Marcel Proust, la réfugiée et la mémoire


Marcel Proust n’écrivait pas pour le théâtre. Ce que nous voyons sur la scène du TKM Théâtre Kléber-Méleau, à Renens près de Lausanne, n’est pas une adaptation, mais ce sont les textes bruts de l’homme fragile qui écrivait dans son lit, mis en scène par Jean Bellorini. Ses phrases entrent en résonance avec d’autres propos plus modernes, plus actuels, ceux d’une Vietnamienne élevée dans les années 50 par une famille d’accueil dans le Berry.

Un instant met en scène quatre personnages.
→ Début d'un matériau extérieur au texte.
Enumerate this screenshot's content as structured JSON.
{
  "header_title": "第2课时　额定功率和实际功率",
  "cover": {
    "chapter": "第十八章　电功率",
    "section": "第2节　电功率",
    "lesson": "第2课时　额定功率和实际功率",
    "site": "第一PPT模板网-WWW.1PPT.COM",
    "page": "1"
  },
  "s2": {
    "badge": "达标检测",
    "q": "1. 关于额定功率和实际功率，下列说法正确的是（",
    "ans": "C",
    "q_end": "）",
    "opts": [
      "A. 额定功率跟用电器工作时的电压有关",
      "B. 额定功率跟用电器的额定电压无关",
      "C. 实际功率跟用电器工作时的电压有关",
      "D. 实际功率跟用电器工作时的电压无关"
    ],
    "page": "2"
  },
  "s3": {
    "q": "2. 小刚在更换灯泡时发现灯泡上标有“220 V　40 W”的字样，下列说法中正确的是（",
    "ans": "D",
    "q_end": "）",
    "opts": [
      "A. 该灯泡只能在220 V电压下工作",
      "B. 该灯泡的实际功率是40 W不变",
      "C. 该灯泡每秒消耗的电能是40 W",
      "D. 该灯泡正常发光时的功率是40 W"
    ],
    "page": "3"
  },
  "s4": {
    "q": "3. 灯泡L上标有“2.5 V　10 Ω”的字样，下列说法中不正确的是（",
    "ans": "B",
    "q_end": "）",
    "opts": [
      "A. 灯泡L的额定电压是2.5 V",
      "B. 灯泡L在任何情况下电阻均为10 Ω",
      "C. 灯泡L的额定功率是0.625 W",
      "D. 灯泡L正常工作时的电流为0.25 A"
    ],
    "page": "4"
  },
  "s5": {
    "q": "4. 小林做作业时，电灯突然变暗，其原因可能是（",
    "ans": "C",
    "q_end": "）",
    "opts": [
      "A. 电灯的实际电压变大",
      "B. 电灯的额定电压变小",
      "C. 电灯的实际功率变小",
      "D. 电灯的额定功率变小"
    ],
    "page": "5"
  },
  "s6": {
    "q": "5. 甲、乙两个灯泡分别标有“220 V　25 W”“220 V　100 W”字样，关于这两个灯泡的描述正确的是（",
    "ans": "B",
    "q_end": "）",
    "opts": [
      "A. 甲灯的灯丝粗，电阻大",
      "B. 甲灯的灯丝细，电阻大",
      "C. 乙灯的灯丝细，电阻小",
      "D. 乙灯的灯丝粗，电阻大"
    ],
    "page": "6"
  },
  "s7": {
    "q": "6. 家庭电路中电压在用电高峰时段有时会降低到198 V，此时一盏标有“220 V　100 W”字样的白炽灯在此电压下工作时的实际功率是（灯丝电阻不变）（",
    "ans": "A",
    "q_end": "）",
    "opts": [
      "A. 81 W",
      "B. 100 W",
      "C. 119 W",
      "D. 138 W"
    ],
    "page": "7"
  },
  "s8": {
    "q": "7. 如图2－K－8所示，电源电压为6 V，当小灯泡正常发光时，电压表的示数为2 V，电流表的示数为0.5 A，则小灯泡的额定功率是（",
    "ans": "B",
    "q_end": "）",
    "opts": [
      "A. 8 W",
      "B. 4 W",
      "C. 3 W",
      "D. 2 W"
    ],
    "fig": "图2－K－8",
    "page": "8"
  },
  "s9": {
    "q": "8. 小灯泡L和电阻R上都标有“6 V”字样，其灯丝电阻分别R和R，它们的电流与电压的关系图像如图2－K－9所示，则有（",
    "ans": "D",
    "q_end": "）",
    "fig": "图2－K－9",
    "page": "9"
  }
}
Deux sont devant nous, deux acteurs. Un homme, Camille de La Guillonnière, sobre, précis, le geste sûr, la diction claire, de l’aisance, du charme. Joue-t-il le personnage de Proust? Rien n’est moins sûr. Nous ne connaîtrons pas son nom. En tous cas, avec lui, les textes de Proust donnent l’impression d’être écrits, comme cela, pour être dits à haute voix. Hélène Patarot, joue cette réfugiée, arrivée en France toute petite pendant la guerre des Français en Indochine. Une formidable présence, lourde, lente, parfois drôle. Il faut l’avoir entendue nous donner des recettes de cuisine vietnamienne. Mais joue-t-elle vraiment ou son histoire est-elle vraie? On ne le saura pas.

Le troisième personnage, c’est la mémoire. Elle flotte autour de leur récit d’enfance, la mère que l’on veut garder près de soi, celle qui est décédée à l’hôpital et dont on ne se souvient pas. Et puis il y a les grand-mères qui, elles aussi, finissent par mourir. La mémoire est cet étrange personnage qui rôde au-dessus de nos têtes, que l’on déforme, qui s’étire, que l’on croit fidèle, mais est-on vraiment sûr de ces souvenirs d’enfance? Et d’ailleurs la mémoire existe-t-elle vraiment ou n’est-elle qu’une invention perpétuelle?

Et puis le personnage principal de ce très beau spectacle, c’est le langage. D’abord la phrase de Proust, qui étend la langue française jusqu’à sa limite la plus extrême de finesse et de subtilité en frôlant le maniérisme sans y tomber. Avec ses subjonctifs, sa syntaxe parfaite, nous entendons une langue presque morte, mais que nous comprenons parfaitement, qui nous renvoie à un monde disparu, sans écran, mais sans nostalgie non plus.

Il y a aussi la parole de la réfugiée, un français simple, élégant, sans fioritures et qui résiste parfaitement face à Proust, ce géant de la littérature que tout le monde connaît mais que (quasiment) personne ne lit. Les mots sont presque indépendants des personnages, ils existent en soi. Ils prennent leur envol et les comédiens doivent sans cesse les rattraper.

Le décor étonnant – des chaises, quelques bancs une pièce surélevée, en hauteur, irréelle – pourrait figurer une maison de retraite, un hôpital psychiatrique, un jardin public, mais c’est sans importance. Un instant se joue jusqu’au 27 janvier. Il reste des places. Allez-y! C’est un des spectacles les plus étonnants de la saison.

Jacques Guyaz

A voir jusqu’au 27 janvier au TKM à Renens.